Bir diğer konu da; rol modellerinizi tanımak zorunda değilsiniz. Ben Oprah’ı (Winfrey) tanımıyorum ama onu çok seviyorum. Ondan çok şey öğreniyorum. Ve onun yaptığı her şeyi izliyorum.
İnsanlar “Ah, erişimim yok. Nasıl bir yol izlemeliyim?” dediğinde “Hayır herkesin erişimi var” diyorum. Adam McKay’in büyük bir hayranıyım ve ona ait her şeyi izledim.
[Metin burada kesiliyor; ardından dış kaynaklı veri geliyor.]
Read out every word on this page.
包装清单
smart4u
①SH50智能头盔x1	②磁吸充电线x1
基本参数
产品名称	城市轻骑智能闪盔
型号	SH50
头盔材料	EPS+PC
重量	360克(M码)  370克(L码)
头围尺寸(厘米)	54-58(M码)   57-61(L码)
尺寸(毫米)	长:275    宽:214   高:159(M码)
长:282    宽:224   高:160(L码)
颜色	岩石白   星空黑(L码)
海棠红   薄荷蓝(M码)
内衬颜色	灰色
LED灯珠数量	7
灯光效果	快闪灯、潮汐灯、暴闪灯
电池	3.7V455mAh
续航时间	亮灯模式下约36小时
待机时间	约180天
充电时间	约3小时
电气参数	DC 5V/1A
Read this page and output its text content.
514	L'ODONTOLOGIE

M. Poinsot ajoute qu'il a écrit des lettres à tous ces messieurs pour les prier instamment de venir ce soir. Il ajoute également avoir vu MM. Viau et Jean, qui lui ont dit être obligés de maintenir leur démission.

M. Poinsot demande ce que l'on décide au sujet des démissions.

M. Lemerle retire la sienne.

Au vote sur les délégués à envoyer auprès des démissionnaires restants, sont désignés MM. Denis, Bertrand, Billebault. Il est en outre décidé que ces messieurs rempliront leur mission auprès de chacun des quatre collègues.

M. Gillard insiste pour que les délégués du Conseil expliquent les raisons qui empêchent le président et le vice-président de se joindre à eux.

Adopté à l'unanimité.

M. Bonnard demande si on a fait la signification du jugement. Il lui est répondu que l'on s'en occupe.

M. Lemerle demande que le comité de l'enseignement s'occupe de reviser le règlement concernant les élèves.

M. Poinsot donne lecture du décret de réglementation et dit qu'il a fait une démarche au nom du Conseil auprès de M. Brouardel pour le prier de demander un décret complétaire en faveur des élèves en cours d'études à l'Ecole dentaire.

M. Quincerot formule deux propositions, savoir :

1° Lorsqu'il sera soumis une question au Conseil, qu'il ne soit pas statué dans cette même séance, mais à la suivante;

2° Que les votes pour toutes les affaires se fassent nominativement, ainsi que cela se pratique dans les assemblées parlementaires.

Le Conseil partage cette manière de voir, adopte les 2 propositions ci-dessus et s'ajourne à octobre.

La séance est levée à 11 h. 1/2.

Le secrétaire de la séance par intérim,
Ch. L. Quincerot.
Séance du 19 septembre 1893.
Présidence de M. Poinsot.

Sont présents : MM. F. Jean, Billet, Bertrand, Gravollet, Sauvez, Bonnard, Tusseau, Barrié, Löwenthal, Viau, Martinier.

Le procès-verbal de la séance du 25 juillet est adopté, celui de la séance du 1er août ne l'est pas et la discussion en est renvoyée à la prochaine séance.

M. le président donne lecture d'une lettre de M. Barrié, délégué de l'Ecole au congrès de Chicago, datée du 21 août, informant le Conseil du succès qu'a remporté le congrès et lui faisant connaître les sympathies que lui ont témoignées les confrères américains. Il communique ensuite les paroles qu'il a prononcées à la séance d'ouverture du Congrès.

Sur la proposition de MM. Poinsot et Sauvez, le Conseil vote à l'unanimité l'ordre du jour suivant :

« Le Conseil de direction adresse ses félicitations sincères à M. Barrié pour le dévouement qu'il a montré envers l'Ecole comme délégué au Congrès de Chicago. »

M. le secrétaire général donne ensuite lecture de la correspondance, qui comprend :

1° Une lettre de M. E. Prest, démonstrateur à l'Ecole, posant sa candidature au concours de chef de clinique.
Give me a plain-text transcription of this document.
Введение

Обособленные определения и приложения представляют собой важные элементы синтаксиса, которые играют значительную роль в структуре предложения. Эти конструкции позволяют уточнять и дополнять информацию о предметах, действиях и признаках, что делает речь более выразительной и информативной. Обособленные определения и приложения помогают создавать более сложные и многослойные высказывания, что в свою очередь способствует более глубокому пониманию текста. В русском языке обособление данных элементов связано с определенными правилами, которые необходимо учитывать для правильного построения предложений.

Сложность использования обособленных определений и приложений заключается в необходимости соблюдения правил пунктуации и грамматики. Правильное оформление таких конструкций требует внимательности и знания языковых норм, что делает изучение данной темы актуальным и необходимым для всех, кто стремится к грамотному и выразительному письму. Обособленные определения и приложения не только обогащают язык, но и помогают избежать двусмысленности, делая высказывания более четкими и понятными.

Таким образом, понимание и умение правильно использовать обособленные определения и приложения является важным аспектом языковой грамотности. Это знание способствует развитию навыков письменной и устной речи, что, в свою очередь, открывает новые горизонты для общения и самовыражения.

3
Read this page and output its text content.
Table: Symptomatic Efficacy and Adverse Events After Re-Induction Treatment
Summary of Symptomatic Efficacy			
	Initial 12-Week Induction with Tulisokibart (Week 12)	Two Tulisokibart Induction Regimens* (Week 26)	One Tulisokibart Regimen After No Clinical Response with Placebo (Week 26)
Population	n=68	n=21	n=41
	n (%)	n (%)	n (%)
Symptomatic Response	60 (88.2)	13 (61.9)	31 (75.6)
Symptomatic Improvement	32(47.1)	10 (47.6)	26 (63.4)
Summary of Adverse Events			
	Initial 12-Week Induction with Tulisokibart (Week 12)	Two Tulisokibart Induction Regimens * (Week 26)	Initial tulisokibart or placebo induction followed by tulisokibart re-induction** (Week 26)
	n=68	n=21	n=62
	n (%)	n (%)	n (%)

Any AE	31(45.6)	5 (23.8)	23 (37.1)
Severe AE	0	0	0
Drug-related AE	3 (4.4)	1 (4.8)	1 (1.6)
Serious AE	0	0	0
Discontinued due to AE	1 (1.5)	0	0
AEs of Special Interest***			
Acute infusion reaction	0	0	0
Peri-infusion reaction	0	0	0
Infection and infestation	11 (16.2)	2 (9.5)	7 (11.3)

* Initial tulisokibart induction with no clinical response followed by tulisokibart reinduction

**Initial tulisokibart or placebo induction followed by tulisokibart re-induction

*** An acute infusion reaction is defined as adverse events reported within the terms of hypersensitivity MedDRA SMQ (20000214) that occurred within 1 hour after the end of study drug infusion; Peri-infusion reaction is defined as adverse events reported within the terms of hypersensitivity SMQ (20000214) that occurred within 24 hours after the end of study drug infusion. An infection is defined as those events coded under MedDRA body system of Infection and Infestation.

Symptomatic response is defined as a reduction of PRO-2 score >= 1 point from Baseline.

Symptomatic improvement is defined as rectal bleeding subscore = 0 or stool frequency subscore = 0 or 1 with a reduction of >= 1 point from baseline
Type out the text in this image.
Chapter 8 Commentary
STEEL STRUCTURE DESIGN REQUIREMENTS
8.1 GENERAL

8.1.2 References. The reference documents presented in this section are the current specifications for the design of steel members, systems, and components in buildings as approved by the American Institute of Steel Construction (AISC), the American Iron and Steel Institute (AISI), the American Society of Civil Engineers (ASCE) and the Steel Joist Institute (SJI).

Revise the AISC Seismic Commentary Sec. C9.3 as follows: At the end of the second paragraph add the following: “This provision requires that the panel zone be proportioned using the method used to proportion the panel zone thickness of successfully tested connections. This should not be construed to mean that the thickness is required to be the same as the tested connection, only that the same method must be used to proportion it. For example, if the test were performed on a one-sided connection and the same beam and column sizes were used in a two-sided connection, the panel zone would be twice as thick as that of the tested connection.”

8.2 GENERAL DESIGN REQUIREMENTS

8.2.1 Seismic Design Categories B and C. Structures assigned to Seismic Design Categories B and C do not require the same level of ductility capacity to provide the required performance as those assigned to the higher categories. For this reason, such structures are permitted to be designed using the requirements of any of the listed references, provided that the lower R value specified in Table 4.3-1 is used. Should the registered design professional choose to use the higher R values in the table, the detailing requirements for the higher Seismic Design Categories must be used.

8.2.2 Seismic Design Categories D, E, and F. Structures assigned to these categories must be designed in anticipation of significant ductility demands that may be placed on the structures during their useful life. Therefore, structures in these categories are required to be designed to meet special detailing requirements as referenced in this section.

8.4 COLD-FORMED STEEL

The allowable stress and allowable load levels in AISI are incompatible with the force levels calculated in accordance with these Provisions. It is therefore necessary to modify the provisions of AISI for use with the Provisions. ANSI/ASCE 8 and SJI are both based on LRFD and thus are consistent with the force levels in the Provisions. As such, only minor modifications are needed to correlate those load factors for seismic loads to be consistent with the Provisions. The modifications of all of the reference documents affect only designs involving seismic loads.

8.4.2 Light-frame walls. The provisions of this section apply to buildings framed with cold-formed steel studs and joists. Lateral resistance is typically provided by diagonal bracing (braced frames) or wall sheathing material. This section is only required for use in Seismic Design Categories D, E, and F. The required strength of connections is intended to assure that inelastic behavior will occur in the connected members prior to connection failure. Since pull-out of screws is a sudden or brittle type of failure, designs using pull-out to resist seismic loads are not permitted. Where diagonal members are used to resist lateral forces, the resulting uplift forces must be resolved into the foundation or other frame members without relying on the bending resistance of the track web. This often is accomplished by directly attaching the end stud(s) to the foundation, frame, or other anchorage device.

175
Sahnelere yaklaşımı ne şekilde, nasıl yazıyor, neden böyle çekiyor, neden uzun lensleri kullanıyor...
Sonunda onunla tanıştım ama bu konuları hiç konuşmadım.
Sadece ona ait her şeyi defalarca izledim, her röportajını okudum. “Nasıl yaparım, Hollywood’da değilim” diyemezsin. Sadece yap. Yaparak öğrenirsin zaten.
JULIO İLE TANIŞTIM VE ONA ÂŞIK OLDUM
◊ Belgesel çekmek, bir nevi gazetecilik yapmak demek aslında. Siz de belgesel yapmak için gazeteci bakış açısına sahip olmak gerektiğini düşünüyor musunuz?
- Evet, kesinlikle öyle. Objektif de olmak gerek... Oscar benden bu belgeseli yapmamı istediğinde objektif olmam ve belgeselin “yüzde 50 Oscar-yüzde 50 Julio” olması gerektiğini biliyordum. Julio’yu tanımıyordum ama Oscar arkadaşımdı. “Umarım önyargılı olmam. Umarım bir yöne doğru eğilmem” diyordum. Sonra görevimin insanlar hoşlansa da hoşlanmasa da tüm bu güzel hikayeleri sunmak olduğunu düşündüm. Julio ile tanıştım ve ona âşık oldum! “Aman Tanrım, keşke seni tüm hayatım boyunca tanısaydım” dedim. Hikayesi delice ve şaşırtıcı. Ve Julio hâlâ Meksika’nın en büyük efsanesi. Oscar, Meksikalı Amerikalı. Meksika tarafında insanların gerçekten güçlü fikirleri vardı, “Bir Meksikalı değil” ya da “Yeterince Meksikalı değil” gibi. Ben de tüm yaşananları hatırlıyorum...
◊ Sizce bu belgeselin amacı, doğrulamak ve bir nevi ‘açıklamaya çalışmak’ mı?
- Bilmiyorum ama belgesel topluluğumuzda çok güzel bir sohbete ve kargaşaya neden oluyor. Filmi bu bakış açısıyla yapmak istememin nedeni, topluluğumuzun hâlâ karşı karşıya olduğu sorunların olması. Biz bir arada olan bir grup değiliz. Latin topluluğu olarak çok parçalandık. Ringin dışında savaşacak daha büyük kavgalarımız var. Nasıl toplanıp bir araya geleceğimizi, eşit eğitime, sağlık hizmetlerine veya oy kullanma hakkına nasıl erişeceğimizi tartışmalıyız. Kazanmamız gereken savaş bu. Yani farklılıklarımızı değil, benzerliklerimizi bulmalıyız.